On Differentially Private U Statistics
Kamalika Chaudhuri, Po-Ling Loh, Shourya Pandey, Purnamrita Sarkar
TL;DR
This work tackles the problem of privately estimating θ = $\mathbb{E}[h(X_1,\dots,X_k)]$ for i.i.d. data using U-statistics under central differential privacy. It identifies limitations of off-the-shelf private mean-estimation methods and introduces a thresholding approach based on local Hájek projections to reweight U-statistic subsets, achieving nearly optimal private error for non-degenerate sub-Gaussian kernels and strong indications of near-optimality for degenerate cases. The authors provide matching lower bounds for non-degenerate kernels and near-optimality evidence for degenerate kernels, along with a subsampling variant that reduces runtime to $O(n^2)$ without sacrificing privacy guarantees. They demonstrate applications to private hypothesis testing and sparse-graph statistics (e.g., uniformity testing, triangle densities), illustrating practical impact in settings where U-statistics naturally arise. Overall, the paper significantly advances private U-statistics by combining a novel Hájek-projection-based reweighting scheme with robust private-mean machinery, yielding practical, near-optimal privacy-utility trade-offs.
Abstract
We consider the problem of privately estimating a parameter $\mathbb{E}[h(X_1,\dots,X_k)]$, where $X_1$, $X_2$, $\dots$, $X_k$ are i.i.d. data from some distribution and $h$ is a permutation-invariant function.
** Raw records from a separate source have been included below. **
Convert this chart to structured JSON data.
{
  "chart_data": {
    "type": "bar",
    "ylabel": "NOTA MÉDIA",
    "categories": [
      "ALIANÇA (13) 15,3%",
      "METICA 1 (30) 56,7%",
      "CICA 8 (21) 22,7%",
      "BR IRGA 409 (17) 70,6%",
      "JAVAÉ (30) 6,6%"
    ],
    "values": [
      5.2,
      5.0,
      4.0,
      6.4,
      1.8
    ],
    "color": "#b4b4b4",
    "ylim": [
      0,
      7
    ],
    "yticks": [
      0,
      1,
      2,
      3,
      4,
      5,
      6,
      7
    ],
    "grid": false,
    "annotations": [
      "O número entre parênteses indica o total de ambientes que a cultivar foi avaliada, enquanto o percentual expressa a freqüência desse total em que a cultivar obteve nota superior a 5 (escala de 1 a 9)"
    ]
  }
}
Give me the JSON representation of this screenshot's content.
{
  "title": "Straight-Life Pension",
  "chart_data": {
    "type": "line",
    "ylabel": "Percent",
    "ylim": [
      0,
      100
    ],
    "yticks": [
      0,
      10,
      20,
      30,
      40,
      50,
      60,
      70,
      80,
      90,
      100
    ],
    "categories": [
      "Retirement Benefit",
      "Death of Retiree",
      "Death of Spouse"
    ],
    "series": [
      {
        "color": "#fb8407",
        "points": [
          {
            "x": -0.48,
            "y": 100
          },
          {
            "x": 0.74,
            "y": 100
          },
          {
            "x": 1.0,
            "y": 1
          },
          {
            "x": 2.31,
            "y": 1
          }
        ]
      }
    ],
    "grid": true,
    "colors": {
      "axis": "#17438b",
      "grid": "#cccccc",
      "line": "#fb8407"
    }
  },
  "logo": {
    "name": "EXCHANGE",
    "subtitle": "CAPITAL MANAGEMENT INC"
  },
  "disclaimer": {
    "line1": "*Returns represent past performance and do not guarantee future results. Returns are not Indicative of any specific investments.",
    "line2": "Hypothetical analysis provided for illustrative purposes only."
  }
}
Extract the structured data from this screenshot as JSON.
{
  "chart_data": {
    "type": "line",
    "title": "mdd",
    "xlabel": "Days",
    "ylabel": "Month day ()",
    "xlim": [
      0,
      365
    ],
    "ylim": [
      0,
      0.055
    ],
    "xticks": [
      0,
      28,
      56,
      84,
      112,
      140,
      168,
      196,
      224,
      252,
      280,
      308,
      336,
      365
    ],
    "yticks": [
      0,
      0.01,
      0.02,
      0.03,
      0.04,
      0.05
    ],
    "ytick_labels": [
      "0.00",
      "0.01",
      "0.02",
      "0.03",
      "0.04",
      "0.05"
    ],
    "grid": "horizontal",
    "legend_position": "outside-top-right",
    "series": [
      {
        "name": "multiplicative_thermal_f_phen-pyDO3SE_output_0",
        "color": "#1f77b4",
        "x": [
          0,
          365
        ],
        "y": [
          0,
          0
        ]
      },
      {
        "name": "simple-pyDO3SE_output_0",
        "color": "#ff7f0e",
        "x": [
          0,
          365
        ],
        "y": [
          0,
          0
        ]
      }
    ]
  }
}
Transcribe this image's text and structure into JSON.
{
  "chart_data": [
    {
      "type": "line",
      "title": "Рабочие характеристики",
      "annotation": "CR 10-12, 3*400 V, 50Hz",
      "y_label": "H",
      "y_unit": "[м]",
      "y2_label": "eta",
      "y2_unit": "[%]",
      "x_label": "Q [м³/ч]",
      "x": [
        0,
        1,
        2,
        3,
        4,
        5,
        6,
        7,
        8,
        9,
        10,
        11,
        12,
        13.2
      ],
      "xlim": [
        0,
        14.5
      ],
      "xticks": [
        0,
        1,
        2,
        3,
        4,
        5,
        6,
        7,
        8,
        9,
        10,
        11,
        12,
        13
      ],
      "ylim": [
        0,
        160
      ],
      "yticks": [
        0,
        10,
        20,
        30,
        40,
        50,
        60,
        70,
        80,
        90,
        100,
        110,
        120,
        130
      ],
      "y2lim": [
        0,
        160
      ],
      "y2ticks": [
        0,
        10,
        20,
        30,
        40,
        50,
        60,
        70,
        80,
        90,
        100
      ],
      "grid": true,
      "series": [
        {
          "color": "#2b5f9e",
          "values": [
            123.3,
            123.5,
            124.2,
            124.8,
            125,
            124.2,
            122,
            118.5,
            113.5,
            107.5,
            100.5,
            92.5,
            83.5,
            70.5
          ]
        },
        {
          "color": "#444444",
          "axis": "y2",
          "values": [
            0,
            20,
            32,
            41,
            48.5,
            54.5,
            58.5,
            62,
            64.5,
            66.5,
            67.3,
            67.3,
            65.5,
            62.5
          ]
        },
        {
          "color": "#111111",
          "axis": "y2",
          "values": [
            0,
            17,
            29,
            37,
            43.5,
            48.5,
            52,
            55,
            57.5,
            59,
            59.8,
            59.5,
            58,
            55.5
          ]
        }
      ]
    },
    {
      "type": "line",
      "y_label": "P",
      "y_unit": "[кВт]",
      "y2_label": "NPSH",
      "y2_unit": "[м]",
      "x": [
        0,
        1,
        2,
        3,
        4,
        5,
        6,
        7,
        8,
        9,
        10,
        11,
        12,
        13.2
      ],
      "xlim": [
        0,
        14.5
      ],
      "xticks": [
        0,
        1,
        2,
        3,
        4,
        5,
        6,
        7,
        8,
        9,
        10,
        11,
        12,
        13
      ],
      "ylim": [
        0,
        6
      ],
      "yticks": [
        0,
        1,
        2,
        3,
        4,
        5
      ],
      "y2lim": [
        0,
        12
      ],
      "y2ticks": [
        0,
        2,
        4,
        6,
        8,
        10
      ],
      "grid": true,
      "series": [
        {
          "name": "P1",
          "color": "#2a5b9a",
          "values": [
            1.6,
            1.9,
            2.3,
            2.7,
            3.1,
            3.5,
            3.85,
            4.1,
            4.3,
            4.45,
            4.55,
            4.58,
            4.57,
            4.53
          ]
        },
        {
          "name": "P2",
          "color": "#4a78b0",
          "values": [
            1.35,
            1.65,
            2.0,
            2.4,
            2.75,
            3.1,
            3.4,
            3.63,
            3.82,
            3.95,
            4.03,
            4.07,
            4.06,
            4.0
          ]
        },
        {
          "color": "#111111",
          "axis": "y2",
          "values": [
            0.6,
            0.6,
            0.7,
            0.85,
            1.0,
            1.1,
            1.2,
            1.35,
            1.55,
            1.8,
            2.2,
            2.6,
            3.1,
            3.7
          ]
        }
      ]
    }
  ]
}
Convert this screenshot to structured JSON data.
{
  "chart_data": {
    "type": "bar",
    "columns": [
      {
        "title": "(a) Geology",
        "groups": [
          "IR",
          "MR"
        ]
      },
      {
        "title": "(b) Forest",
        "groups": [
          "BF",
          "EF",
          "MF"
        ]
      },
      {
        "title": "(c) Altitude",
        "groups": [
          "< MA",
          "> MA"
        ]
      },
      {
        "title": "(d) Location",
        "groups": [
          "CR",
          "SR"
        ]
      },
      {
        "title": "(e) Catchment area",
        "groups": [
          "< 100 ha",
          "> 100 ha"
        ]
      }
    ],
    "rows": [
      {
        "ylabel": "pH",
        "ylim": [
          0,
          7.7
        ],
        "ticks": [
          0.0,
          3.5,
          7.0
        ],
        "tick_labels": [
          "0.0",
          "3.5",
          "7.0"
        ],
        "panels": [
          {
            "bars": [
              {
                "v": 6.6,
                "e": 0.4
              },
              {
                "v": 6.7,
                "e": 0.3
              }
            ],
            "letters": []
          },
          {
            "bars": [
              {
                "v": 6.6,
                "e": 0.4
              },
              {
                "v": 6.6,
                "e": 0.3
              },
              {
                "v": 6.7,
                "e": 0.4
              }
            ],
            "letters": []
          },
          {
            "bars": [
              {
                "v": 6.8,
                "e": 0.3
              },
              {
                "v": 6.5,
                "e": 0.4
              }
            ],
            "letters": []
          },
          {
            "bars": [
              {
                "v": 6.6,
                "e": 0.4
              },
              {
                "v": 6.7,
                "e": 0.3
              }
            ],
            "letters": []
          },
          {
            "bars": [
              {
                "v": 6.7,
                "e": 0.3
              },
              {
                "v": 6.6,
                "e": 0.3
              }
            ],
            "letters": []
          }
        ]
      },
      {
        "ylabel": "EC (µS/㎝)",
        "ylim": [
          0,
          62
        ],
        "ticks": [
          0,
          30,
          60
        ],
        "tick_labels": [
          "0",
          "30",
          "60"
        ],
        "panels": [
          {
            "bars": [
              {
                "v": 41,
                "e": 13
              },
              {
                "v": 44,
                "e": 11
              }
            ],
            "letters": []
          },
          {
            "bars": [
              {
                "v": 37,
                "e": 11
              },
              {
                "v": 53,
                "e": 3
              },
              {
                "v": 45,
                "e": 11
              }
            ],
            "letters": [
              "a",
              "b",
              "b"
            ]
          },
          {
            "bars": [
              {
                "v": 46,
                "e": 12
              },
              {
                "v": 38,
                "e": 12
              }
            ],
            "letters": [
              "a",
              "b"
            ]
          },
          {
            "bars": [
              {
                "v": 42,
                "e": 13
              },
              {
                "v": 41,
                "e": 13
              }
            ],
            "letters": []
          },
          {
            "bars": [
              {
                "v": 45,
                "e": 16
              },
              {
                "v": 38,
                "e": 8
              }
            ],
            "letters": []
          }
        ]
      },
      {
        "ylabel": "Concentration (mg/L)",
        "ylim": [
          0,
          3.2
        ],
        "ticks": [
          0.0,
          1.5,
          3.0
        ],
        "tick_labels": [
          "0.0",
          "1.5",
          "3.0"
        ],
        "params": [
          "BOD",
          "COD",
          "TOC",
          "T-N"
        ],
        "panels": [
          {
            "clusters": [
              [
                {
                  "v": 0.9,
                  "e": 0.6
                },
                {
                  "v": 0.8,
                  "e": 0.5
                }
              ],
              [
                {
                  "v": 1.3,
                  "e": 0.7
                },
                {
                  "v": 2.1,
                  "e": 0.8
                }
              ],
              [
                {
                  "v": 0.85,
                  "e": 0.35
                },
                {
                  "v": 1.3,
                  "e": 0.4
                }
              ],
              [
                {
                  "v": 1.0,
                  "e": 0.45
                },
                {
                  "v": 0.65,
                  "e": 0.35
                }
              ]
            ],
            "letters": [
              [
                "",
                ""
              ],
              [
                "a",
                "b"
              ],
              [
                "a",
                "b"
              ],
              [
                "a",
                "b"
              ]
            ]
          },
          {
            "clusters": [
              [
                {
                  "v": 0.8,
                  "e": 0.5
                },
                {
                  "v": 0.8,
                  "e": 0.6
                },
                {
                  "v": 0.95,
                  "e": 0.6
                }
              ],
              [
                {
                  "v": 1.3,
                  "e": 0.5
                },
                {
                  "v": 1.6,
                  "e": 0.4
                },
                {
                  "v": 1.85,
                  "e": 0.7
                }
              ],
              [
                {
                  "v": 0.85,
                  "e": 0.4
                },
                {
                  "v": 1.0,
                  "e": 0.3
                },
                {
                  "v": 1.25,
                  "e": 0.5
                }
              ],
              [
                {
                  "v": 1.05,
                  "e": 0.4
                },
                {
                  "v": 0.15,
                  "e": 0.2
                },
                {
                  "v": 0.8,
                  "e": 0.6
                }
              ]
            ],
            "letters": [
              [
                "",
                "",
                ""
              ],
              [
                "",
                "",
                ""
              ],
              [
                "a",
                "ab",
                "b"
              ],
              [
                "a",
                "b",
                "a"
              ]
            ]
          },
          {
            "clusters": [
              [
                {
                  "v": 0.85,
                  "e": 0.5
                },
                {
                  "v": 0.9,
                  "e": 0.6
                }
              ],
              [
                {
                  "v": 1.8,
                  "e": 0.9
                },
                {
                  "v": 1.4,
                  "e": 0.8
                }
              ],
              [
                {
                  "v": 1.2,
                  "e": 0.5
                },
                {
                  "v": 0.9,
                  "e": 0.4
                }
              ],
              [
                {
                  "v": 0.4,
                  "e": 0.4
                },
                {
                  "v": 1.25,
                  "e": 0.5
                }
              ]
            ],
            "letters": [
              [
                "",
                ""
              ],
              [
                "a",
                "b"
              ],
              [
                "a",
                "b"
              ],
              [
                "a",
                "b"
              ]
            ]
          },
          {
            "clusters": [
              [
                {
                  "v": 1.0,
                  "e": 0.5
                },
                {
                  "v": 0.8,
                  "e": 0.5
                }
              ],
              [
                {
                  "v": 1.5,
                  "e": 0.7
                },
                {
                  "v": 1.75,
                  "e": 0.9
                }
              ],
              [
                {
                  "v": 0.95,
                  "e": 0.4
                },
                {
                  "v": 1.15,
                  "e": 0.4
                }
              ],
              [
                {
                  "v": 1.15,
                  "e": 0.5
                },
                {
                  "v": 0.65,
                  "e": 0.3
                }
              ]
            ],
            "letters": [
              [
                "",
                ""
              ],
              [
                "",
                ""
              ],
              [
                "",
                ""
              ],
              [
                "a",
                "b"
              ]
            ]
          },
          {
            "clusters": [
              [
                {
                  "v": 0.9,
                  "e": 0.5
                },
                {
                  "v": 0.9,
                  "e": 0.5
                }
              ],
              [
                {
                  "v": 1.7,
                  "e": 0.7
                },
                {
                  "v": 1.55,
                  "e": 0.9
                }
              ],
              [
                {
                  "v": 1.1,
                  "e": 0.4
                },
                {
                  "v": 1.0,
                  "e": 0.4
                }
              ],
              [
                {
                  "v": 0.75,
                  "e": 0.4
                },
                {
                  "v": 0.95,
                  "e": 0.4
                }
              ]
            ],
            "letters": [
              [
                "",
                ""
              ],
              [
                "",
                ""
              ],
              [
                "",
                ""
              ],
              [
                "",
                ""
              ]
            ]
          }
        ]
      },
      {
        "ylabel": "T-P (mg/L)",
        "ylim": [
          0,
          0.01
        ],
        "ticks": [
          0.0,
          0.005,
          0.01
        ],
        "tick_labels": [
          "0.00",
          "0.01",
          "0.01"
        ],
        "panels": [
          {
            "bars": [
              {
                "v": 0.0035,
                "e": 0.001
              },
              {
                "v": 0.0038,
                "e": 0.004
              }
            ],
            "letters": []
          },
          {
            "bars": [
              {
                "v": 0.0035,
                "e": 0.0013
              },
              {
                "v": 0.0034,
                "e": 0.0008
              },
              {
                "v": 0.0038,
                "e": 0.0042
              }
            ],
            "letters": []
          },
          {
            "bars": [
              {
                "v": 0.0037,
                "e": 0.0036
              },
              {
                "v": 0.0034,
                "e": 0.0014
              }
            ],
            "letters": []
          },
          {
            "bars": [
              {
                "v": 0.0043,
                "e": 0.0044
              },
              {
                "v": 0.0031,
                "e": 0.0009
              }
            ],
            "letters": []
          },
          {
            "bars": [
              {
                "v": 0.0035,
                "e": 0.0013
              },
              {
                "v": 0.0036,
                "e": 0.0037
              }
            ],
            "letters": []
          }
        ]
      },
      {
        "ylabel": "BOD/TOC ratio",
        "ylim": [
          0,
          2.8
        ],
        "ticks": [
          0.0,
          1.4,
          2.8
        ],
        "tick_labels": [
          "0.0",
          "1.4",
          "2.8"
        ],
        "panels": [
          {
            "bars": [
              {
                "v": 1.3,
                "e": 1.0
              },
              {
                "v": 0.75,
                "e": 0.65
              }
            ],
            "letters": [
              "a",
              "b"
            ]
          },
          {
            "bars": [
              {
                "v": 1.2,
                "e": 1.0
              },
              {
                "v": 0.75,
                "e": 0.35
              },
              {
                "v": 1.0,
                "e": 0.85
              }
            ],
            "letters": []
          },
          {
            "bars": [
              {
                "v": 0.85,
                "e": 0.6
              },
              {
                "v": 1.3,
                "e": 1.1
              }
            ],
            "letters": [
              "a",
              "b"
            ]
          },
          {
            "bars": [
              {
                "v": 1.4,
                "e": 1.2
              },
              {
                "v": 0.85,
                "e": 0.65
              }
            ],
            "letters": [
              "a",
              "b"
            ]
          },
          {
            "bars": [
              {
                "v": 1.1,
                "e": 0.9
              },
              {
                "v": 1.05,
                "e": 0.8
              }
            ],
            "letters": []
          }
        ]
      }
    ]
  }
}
Without privacy constraints, standard estimators are U-statistics, which commonly arise in a wide range of problems, including nonparametric signed rank tests, symmetry testing, uniformity testing, and subgraph counts in random networks, and can be shown to be minimum variance unbiased estimators under mild conditions. Despite the recent outpouring of interest in private mean estimation, privatizing U-statistics has received little attention. While existing private mean estimation algorithms can be applied to obtain confidence intervals, we show that they can lead to suboptimal private error, e.g., constant-factor inflation in the leading term, or even $Θ(1/n)$ rather than $O(1/n^2)$ in degenerate settings. To remedy this, we propose a new thresholding-based approach using \emph{local Hájek projections} to reweight different subsets of the data. This leads to nearly optimal private error for non-degenerate U-statistics and a strong indication of near-optimality for degenerate U-statistics.